Alberto Ruiz de Samaniego. Cabañas para pensar de filósofos, escritores y artistas.

En el norte de Europa hay una larga tradición de construcción de cabañas  para aislarse del mudo y vivir rodeados de naturaleza. Esta afición se trasladó a Norte América y se hizo célebre a través de la obra “Walden” del escritor Henry David Thoreau. Alberto Ruiz de Samaniego es profesor de Estética de la Universidad de Vigo. Junto con  el fotógrafo Eduardo Outeiro y el diseñador Alfredo Olmedo, se propusieron buscar las cabañas que sirvieron de lugar de concentración e inspiración a una serie de filósofos, escritores y artistas. Seleccionaron 13 cabañas de 11 autores referenciales de la Modernidad. El resultado es una exposición y un libro con el título de “Cabañas para pensar”.

 

“Cabañas para pensar” es un conjunto de fotografías realizadas en los lugares en donde están emplazadas estas construcciones. Incluye además sus planos arquitectónicos, maquetas y documentación del entorno así como un estudio de los herbarios de cada uno de los lugares en los que están situadas las cabañas. La exposición plantea la relación existente entre la intimidad, el aislamiento escogido conscientemente y el proceso creativo por parte de los filósofos Ludwig Wittgenstein y Martin Heidegger, los compositores Edvard Grieg y Gustav Mahler, el dramaturgo August Strindbgerg, los escritores Knut Hmasun, George Bernard Shaw y Virgina Wolf, el poeta Dylan Thomas, el cineasta Derek Jarman y , por último, el explorador y escritor Thomas Edward Lawrence, más conocido como Lawrence de Arabia.

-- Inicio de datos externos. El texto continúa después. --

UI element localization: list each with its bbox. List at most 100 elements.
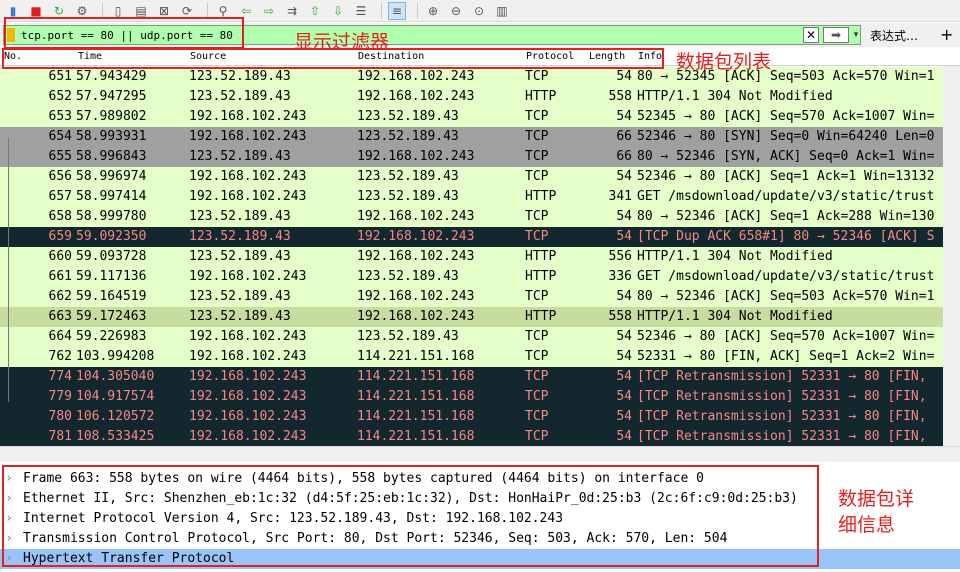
packet-cell-info: [TCP Retransmission] 52331 → 80 [FIN, [637, 409, 927, 424]
packet-cell-time: 58.996843 [76, 149, 147, 164]
packet-cell-dst: 114.221.151.168 [357, 349, 475, 364]
packet-cell-no: 651 [48, 69, 72, 84]
packet-list-pane: No. Time Source Destination Protocol Len… [0, 48, 960, 446]
filter-history-dropdown[interactable]: ▾ [851, 27, 861, 43]
add-filter-button[interactable]: + [940, 25, 953, 44]
autoscroll-icon[interactable]: ☰ [352, 2, 370, 20]
packet-cell-no: 661 [48, 269, 72, 284]
packet-cell-time: 58.999780 [76, 209, 147, 224]
packet-cell-info: 52345 → 80 [ACK] Seq=570 Ack=1007 Win= [637, 109, 935, 124]
packet-cell-len: 341 [608, 189, 632, 204]
packet-cell-info: GET /msdownload/update/v3/static/trust [637, 269, 935, 284]
packet-cell-info: [TCP Dup ACK 658#1] 80 → 52346 [ACK] S [637, 229, 935, 244]
packet-row[interactable]: 780 106.120572 192.168.102.243 114.221.151.… [0, 407, 960, 427]
packet-cell-src: 192.168.102.243 [189, 109, 307, 124]
packet-cell-proto: TCP [525, 429, 549, 444]
packet-cell-proto: TCP [525, 349, 549, 364]
packet-cell-no: 762 [48, 349, 72, 364]
last-icon[interactable]: ⇩ [329, 2, 347, 20]
packet-row[interactable]: 663 59.172463 123.52.189.43 192.168.102.243… [0, 307, 960, 327]
packet-cell-len: 558 [608, 309, 632, 324]
packet-cell-time: 108.533425 [76, 429, 155, 444]
packet-cell-no: 779 [48, 389, 72, 404]
packet-row[interactable]: 657 58.997414 192.168.102.243 123.52.189.43… [0, 187, 960, 207]
packet-cell-no: 663 [48, 309, 72, 324]
packet-row[interactable]: 762 103.994208 192.168.102.243 114.221.151.… [0, 347, 960, 367]
packet-row[interactable]: 662 59.164519 123.52.189.43 192.168.102.243… [0, 287, 960, 307]
colorize-icon[interactable]: ≡ [388, 1, 406, 20]
packet-row[interactable]: 661 59.117136 192.168.102.243 123.52.189.43… [0, 267, 960, 287]
packet-row[interactable]: 653 57.989802 192.168.102.243 123.52.189.43… [0, 107, 960, 127]
packet-cell-dst: 123.52.189.43 [357, 189, 459, 204]
packet-cell-len: 336 [608, 269, 632, 284]
packet-cell-time: 58.997414 [76, 189, 147, 204]
packet-cell-len: 54 [616, 329, 632, 344]
packet-cell-proto: TCP [525, 109, 549, 124]
packet-cell-len: 66 [616, 149, 632, 164]
packet-cell-time: 103.994208 [76, 349, 155, 364]
forward-icon[interactable]: ⇨ [260, 2, 278, 20]
packet-row[interactable]: 656 58.996974 192.168.102.243 123.52.189.43… [0, 167, 960, 187]
packet-cell-info: 80 → 52346 [ACK] Seq=1 Ack=288 Win=130 [637, 209, 935, 224]
packet-cell-no: 652 [48, 89, 72, 104]
zoom-normal-icon[interactable]: ⊙ [470, 2, 488, 20]
packet-cell-time: 59.226983 [76, 329, 147, 344]
packet-list-annotation-box [2, 48, 664, 69]
packet-cell-no: 664 [48, 329, 72, 344]
packet-cell-info: HTTP/1.1 304 Not Modified [637, 249, 833, 264]
resize-columns-icon[interactable]: ▥ [493, 2, 511, 20]
packet-cell-proto: HTTP [525, 89, 557, 104]
clear-filter-icon[interactable]: ✕ [803, 27, 819, 43]
packet-cell-src: 192.168.102.243 [189, 349, 307, 364]
packet-cell-time: 59.164519 [76, 289, 147, 304]
packet-cell-src: 192.168.102.243 [189, 189, 307, 204]
packet-cell-time: 59.172463 [76, 309, 147, 324]
packet-row[interactable]: 651 57.943429 123.52.189.43 192.168.102.243… [0, 67, 960, 87]
packet-cell-dst: 114.221.151.168 [357, 409, 475, 424]
packet-row[interactable]: 652 57.947295 123.52.189.43 192.168.102.243… [0, 87, 960, 107]
packet-cell-time: 57.989802 [76, 109, 147, 124]
packet-row[interactable]: 781 108.533425 192.168.102.243 114.221.151.… [0, 427, 960, 446]
packet-row[interactable]: 774 104.305040 192.168.102.243 114.221.151.… [0, 367, 960, 387]
packet-cell-len: 556 [608, 249, 632, 264]
packet-cell-time: 106.120572 [76, 409, 155, 424]
packet-cell-len: 54 [616, 289, 632, 304]
packet-cell-src: 123.52.189.43 [189, 229, 291, 244]
packet-cell-len: 54 [616, 169, 632, 184]
packet-row[interactable]: 654 58.993931 192.168.102.243 123.52.189.43… [0, 127, 960, 147]
packet-row[interactable]: 660 59.093728 123.52.189.43 192.168.102.243… [0, 247, 960, 267]
packet-list-annotation-label: 数据包列表 [676, 51, 772, 73]
packet-cell-proto: TCP [525, 229, 549, 244]
zoom-out-icon[interactable]: ⊖ [447, 2, 465, 20]
go-to-icon[interactable]: ⇉ [283, 2, 301, 20]
packet-cell-no: 780 [48, 409, 72, 424]
packet-cell-proto: TCP [525, 149, 549, 164]
apply-filter-button[interactable]: ➡ [823, 27, 849, 43]
packet-cell-no: 657 [48, 189, 72, 204]
packet-cell-src: 192.168.102.243 [189, 329, 307, 344]
packet-cell-proto: TCP [525, 209, 549, 224]
packet-cell-src: 192.168.102.243 [189, 409, 307, 424]
packet-cell-info: [TCP Retransmission] 52331 → 80 [FIN, [637, 369, 927, 384]
expression-button[interactable]: 表达式… [870, 27, 918, 44]
conversation-bracket [8, 138, 9, 402]
packet-row[interactable]: 664 59.226983 192.168.102.243 123.52.189.43… [0, 327, 960, 347]
packet-row[interactable]: 655 58.996843 123.52.189.43 192.168.102.243… [0, 147, 960, 167]
filter-annotation-box [4, 17, 244, 49]
packet-row[interactable]: 658 58.999780 123.52.189.43 192.168.102.243… [0, 207, 960, 227]
packet-row[interactable]: 659 59.092350 123.52.189.43 192.168.102.243… [0, 227, 960, 247]
zoom-in-icon[interactable]: ⊕ [424, 2, 442, 20]
packet-cell-dst: 114.221.151.168 [357, 369, 475, 384]
first-icon[interactable]: ⇧ [306, 2, 324, 20]
packet-row[interactable]: 779 104.917574 192.168.102.243 114.221.151.… [0, 387, 960, 407]
packet-list-vertical-scrollbar[interactable] [943, 66, 960, 446]
packet-cell-time: 104.305040 [76, 369, 155, 384]
packet-cell-dst: 123.52.189.43 [357, 109, 459, 124]
packet-cell-dst: 192.168.102.243 [357, 149, 475, 164]
packet-list-horizontal-scrollbar[interactable] [0, 446, 960, 462]
packet-cell-len: 54 [616, 209, 632, 224]
packet-cell-no: 660 [48, 249, 72, 264]
toolbar-separator [417, 2, 418, 19]
packet-cell-proto: TCP [525, 409, 549, 424]
packet-cell-info: [TCP Retransmission] 52331 → 80 [FIN, [637, 389, 927, 404]
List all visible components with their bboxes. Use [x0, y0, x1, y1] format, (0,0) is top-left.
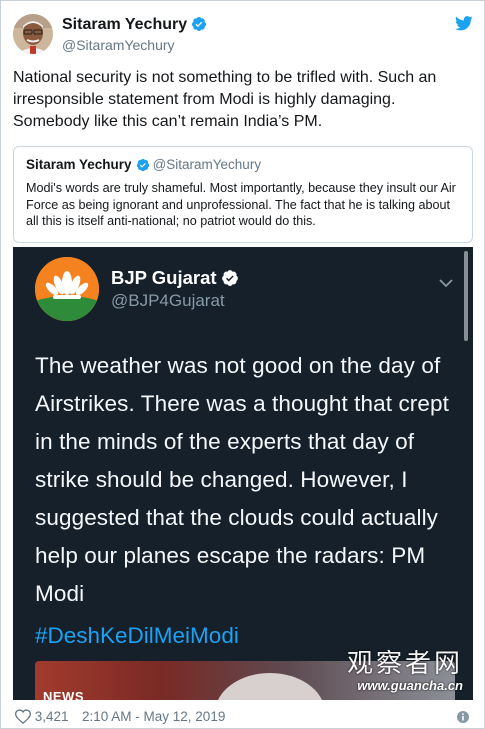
heart-icon — [14, 709, 32, 725]
media-tweet-text: The weather was not good on the day of A… — [35, 353, 449, 606]
twitter-bird-icon[interactable] — [455, 16, 473, 36]
media-author-name-text: BJP Gujarat — [111, 267, 217, 288]
quoted-author-handle[interactable]: @SitaramYechury — [153, 157, 262, 172]
tweet-header: Sitaram Yechury @SitaramYechury — [13, 14, 473, 58]
media-hashtag: #DeshKeDilMeiModi — [35, 623, 239, 648]
tweet-text: National security is not something to be… — [13, 69, 437, 130]
tweet-timestamp[interactable]: 2:10 AM - May 12, 2019 — [82, 709, 225, 724]
author-name[interactable]: Sitaram Yechury — [62, 16, 207, 37]
watermark-chinese: 观察者网 — [346, 649, 463, 679]
media-image[interactable]: BJP Gujarat @BJP4Gujarat The weather was… — [13, 247, 473, 700]
tweet-footer: 3,421 2:10 AM - May 12, 2019 — [14, 709, 471, 727]
verified-badge-icon — [136, 158, 150, 175]
like-count: 3,421 — [34, 709, 69, 724]
bjp-logo-icon — [35, 257, 99, 321]
media-author-name: BJP Gujarat — [111, 267, 239, 292]
quoted-text: Modi's words are truly shameful. Most im… — [26, 181, 456, 228]
tweet-card: Sitaram Yechury @SitaramYechury National… — [0, 0, 485, 729]
media-author-handle: @BJP4Gujarat — [111, 291, 225, 310]
verified-badge-icon — [221, 269, 239, 292]
quoted-author-name[interactable]: Sitaram Yechury — [26, 157, 132, 172]
like-button[interactable]: 3,421 — [14, 709, 69, 725]
verified-badge-icon — [191, 16, 207, 37]
author-name-text[interactable]: Sitaram Yechury — [62, 16, 187, 33]
author-handle[interactable]: @SitaramYechury — [62, 37, 175, 53]
info-icon[interactable] — [457, 711, 469, 726]
video-person — [215, 673, 325, 700]
quoted-tweet[interactable]: Sitaram Yechury @SitaramYechury Modi's wo… — [13, 146, 473, 243]
chevron-down-icon — [439, 275, 453, 293]
quoted-author[interactable]: Sitaram Yechury @SitaramYechury — [26, 157, 261, 175]
author-avatar[interactable] — [13, 14, 53, 54]
watermark-url: www.guancha.cn — [357, 678, 463, 693]
video-news-label: NEWS — [43, 689, 84, 700]
media-scrollbar — [464, 251, 468, 341]
watermark: 观察者网 www.guancha.cn — [347, 643, 463, 693]
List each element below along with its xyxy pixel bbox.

Alberto Ruiz de Samaniego, Alfredo Olmedo y Eduardo Outeiro estaban en tertulia comentando sobre el filósofo Heiddeger y su reclusión en una cabaña. Se dieron cuenta de que había otros muchos pensadores y artistas que habían construido habitáculos alejados de toda civilización. Ahí surgió la idea de ponerse a investigar. Viajaron por diferentes puntos del mapa en busca de estas cabañas solitarias, en algunos casos construidas por los propios autores.

La arquitectura y su emplazamiento varían. Por ejemplo, las cabañas de Ludwing Wittgenstein o August Stridberg dan muestra de extrema austeridad y economía de medios. El filósofo austriaco Wittgenstein construyó la cabaña en un fiordo noruego en una zona de difícil acceso en un lugar escarpado para que no se acercara ningún vecino.

La cabaña del filósofo Martin Heidegger  está situada al principio de una abrupta pendiente en medio de la Selva Negra. Este refugio de esquiadores de unos escasos 6 o 7 metros de planta, rodeado de abetos, le sirve al autor como medio de inmersión y concentración.

Virginia Wolf utilizaba todos los veranos una cabaña para desarrollar su trabajo. Gustav Mahler tenía cabañas en Suiza, Austria y en los Dolomitas.

En la exposición “Cabañas para pensar” se reconstruye a escala real la cabaña Walden de Henry David Thoreau. En palabras del propio escritor americano: “deseo vivir del modo más profundo, extrayendo de la vida todo el jugo posible”.

“Cabañas para pensar” se muestra en el Centro José Guerrero de Granada hasta el 12 de febrero. Luego se instala en Lisboa y Coimbra.

Alberto Ruiz de Samaniego intervino en el programa de Radio Euskadi “La Casa de la Palabra” el lunes 23 de enero de 2012.